Suad Ali is a third-year Fashion Business Management student at Seneca College’s Newnham Campus. She says she learned about the detrimental effects of fashion in school. “[It] changed the way I think … Now I want to work in recycling and upcycling materials,” she says. 

Only a few students from her program are seriously incorporating elements of sustainability into their post-graduation business plans, Ali says, adding that most are resigned to the status quo. “That’s why we need more courses to keep reminding people of the importance of sustainability.”

Other schools putting sustainability at the core of their fashion design, production and business programs include Lethbridge College in Alberta and the London College of Fashion. But there are still far too few of them to flip the industry on its head, advocates say. 

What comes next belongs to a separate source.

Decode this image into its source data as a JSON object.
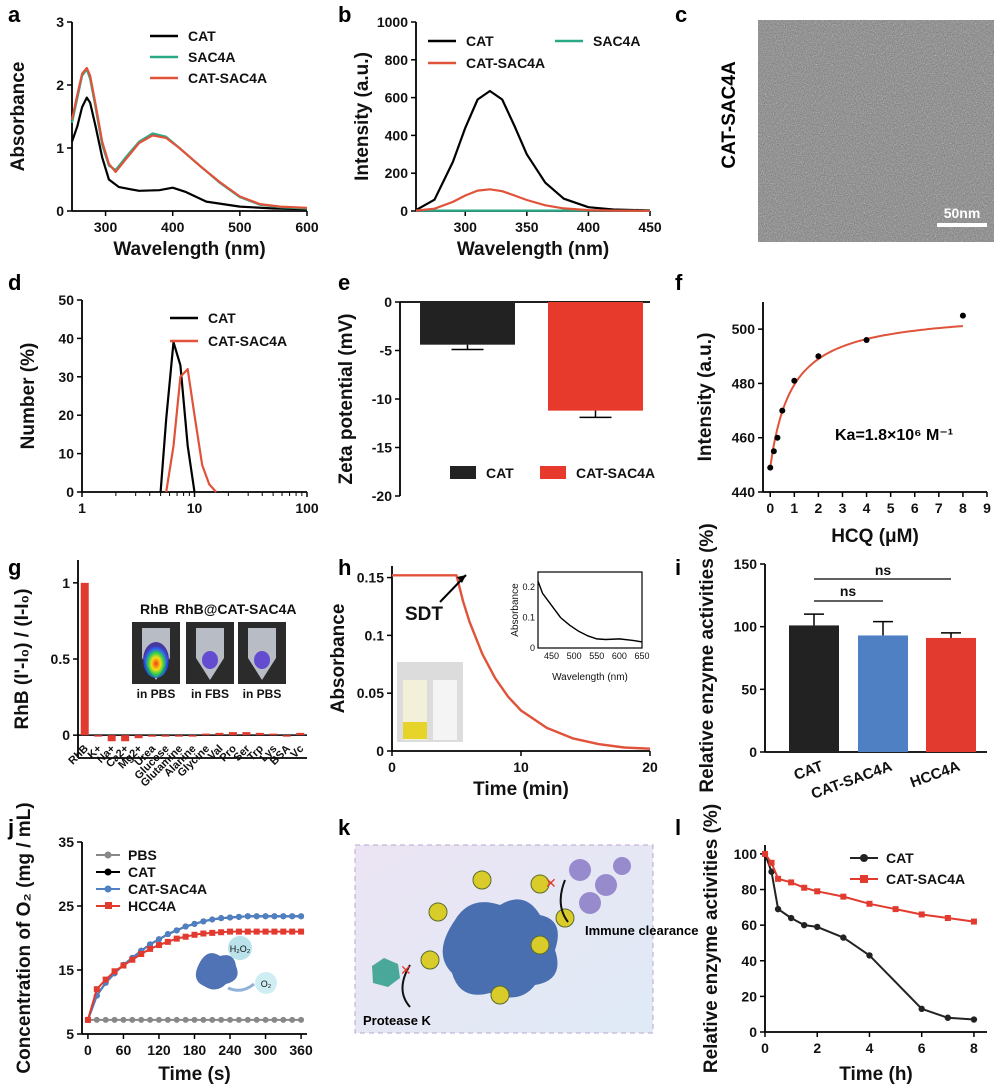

A lot of the work going into educating the public, students and brands about the importance of sustainability in fashion is coming from outside of school systems. The Ellen MacArthur Foundation has been working with a number of brands and universities to encourage a transition to a circular economy, recognizing the need to move away from a “take-make-waste” model of production and consumption. Through online resources and collaboration with universities around the world, such as the University of Montreal and the University of Chile, the foundation equips students with the knowledge and skills to build a society and economy with the concepts of sustainability and a circular economy at the core of their values. 

Still, more schools and universities need to recognize the future of business and forces of change and train students accordingly. 

“I attended the Copenhagen Fashion Summit [last May], and I was so surprised to see that education leaders were still only talking about introducing sustainability courses. At this point, we need interest at the program stage, not just the course stage,” McNeil-Morin says. 

Regenerative fabrics, upcycling, recycling, as well as slow-fashion business models all must become central to fashion programs so that students can bring these practices to the industry when they graduate. With scientists suggesting that we have 10 years left to bend the climate crisis curve, we need all hands on deck – including the next generation of fashion industry leaders. 

Shreya Kalra is a journalist based in Toronto writing on the environment, women, children and social issues.